Fra le opere più impegnative che dovettero occupare il cantiere fin dai primi mesi di attività, vi fu la realizzazione del monumentale scalone coperto da una sola grande volta, per la realizzazione del quale si rese necessario sopprimere diversi ambienti situati nell’angolo di sud-ovest della residenza; nello stesso momento fu ricavato il salone principale, che insieme alle decorazioni a stucco e ad affresco che ne adornano le pareti rendono questa parte particolarmente importante e destinata alla rappresentanza.
Il cantiere aperto alla Magia agli inizi del Settecento era infatti un brulicare di attività: numerose le personalità artistiche presenti. Fra queste giova ricordare il pittore fiorentino Giovanni Bagnoli, che nel 1710 affrescò l’ovato sullo sfondo dello scalone con figure di deità: la simbologia dell’episodio evidenzia nelle figure di Giove e Giunone l’allegoria del potere dell’amore sulle forze distruttive della guerra, qui rappresentate da Marte; allusione a cui concorrono, oltre a Minerva, anche i putti nel loro ruolo di messaggeri d’amore. Del Bagnoli si conoscono solo poche opere fra cui si annovera l’affresco col Ratto d’Europa sulla volta del ricettino antistante il salone. La scena del ‘rapimento’ è inserita in un’architettura illusionistica dovuta alla mano di Pietro Cherubini.
Alla Magia lavorò inoltre Giovan Domenico Ferretti, pittore largamente stimato dai suoi contemporanei come il più autorevole artista fiorentino del tempo, che tra il 1714 e il 1715 realizzò parte della decorazione ad affresco del grande salone di rappresentanza. Il ciclo presenta il Trionfo delle virtù sulla violenza e sul male che dominano il mondo, sull’ampia volta, e Bacco e Arianna e Diana e Atteone, rispettivamente sulla parete meridionale e su quella di tramontana della sala.

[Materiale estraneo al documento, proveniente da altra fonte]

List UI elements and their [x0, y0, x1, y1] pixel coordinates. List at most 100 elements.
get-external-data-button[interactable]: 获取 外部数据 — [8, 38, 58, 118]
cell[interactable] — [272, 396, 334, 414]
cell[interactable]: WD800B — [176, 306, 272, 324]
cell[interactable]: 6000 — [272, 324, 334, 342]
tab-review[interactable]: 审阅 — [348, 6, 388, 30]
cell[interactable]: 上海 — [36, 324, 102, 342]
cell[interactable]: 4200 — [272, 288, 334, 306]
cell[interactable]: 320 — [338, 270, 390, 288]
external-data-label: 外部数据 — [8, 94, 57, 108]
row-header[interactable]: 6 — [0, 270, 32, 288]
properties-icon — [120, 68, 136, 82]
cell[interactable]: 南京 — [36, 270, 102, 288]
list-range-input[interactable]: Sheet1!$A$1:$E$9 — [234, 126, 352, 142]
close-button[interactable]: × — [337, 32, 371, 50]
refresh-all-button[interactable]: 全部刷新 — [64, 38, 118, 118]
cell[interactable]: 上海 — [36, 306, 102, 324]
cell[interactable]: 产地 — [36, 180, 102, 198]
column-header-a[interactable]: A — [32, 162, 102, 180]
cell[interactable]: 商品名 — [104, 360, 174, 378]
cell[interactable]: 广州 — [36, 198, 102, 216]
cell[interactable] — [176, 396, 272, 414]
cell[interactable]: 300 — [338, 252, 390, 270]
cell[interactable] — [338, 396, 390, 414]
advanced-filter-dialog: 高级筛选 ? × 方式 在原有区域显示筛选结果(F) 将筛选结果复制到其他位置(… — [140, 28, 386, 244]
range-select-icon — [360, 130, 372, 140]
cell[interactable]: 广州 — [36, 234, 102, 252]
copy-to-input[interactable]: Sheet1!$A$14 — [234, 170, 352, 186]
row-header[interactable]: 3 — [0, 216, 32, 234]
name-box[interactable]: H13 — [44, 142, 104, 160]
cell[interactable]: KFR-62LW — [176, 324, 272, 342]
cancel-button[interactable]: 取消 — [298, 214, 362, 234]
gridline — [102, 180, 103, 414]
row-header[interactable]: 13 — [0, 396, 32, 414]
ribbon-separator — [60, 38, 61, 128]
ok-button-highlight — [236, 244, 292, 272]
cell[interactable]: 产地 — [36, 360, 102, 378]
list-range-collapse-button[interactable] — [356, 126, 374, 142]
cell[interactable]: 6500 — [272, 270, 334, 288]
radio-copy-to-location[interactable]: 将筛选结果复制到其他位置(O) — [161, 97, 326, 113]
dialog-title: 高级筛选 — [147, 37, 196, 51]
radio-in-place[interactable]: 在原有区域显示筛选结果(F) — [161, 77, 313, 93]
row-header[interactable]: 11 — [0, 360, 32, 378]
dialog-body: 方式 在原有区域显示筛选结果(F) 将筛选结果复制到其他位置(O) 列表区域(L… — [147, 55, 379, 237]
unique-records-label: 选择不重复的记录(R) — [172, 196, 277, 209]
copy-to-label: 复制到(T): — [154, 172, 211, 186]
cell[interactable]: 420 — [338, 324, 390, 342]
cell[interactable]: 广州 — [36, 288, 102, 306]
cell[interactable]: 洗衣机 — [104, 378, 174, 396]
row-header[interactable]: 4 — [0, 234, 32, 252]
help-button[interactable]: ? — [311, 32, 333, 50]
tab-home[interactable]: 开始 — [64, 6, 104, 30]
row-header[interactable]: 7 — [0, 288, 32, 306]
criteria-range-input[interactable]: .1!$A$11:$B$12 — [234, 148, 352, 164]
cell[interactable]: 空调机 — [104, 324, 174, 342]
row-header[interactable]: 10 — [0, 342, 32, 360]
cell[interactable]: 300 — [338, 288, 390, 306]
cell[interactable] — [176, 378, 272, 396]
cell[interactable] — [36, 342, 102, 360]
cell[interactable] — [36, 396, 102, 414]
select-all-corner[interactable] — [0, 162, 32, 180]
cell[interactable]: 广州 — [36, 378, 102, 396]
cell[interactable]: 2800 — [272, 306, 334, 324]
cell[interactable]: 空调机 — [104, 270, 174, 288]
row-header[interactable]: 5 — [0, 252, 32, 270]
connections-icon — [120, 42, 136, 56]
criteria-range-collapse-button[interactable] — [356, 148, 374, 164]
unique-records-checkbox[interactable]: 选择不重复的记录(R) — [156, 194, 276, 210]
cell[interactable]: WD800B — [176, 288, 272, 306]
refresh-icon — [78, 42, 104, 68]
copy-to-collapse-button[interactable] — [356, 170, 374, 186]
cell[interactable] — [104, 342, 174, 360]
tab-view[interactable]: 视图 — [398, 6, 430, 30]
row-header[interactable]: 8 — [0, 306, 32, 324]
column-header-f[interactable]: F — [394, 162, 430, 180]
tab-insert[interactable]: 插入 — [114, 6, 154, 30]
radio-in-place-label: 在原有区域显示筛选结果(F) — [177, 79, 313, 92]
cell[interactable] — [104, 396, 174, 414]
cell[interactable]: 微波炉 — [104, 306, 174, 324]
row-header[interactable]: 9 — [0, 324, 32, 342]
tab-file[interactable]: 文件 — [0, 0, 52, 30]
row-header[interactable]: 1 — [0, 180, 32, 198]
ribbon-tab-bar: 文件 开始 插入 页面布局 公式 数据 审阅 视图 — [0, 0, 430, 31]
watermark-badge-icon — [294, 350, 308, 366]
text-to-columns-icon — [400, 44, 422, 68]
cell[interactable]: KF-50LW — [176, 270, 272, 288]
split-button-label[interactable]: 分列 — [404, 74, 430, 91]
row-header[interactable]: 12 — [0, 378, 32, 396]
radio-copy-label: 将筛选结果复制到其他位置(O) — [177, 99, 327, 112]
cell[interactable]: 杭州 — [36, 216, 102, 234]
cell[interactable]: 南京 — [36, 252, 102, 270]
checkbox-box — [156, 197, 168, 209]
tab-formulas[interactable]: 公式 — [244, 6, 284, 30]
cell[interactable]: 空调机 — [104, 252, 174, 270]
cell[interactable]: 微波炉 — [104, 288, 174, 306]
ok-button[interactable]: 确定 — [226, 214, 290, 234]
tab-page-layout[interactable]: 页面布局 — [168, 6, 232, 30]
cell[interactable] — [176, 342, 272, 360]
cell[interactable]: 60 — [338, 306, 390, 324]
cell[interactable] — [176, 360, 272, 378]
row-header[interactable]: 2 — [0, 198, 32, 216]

Se i lavori primosettecenteschi apportarono un notevole cambiamento nell’assetto interno della Magia, la sua vicenda costruttiva non poté tuttavia dirsi ancora conclusa. Risalgono infatti al biennio 1723-1724 altri interventi edilizi, volti soprattutto a migliorare le condizioni statiche dell’ala di levante dell’edificio.
Una nuova fase nella decorazione pittorica degli interni della dimora si è riscontrata agli inizi del quarto decennio del Settecento, quando Pandolfo Attavanti, secondogenito del generale Amerigo, commissionò l’ornamentazione dell’ampia galleria al piano nobile. Le pareti di questo ambiente furono ornate con vedute paesistiche e cittadine, incorniciate da elementi architettonici dipinti che alludono ad una loggia.
Personalità quest’ultima tra le più interessanti nel quadro del panorama artistico fiorentino del pieno Settecento. E’ figura di notevole interesse in quanto contribuì in modo determinante al passaggio dal Rococò al nascente Neoclassicismo.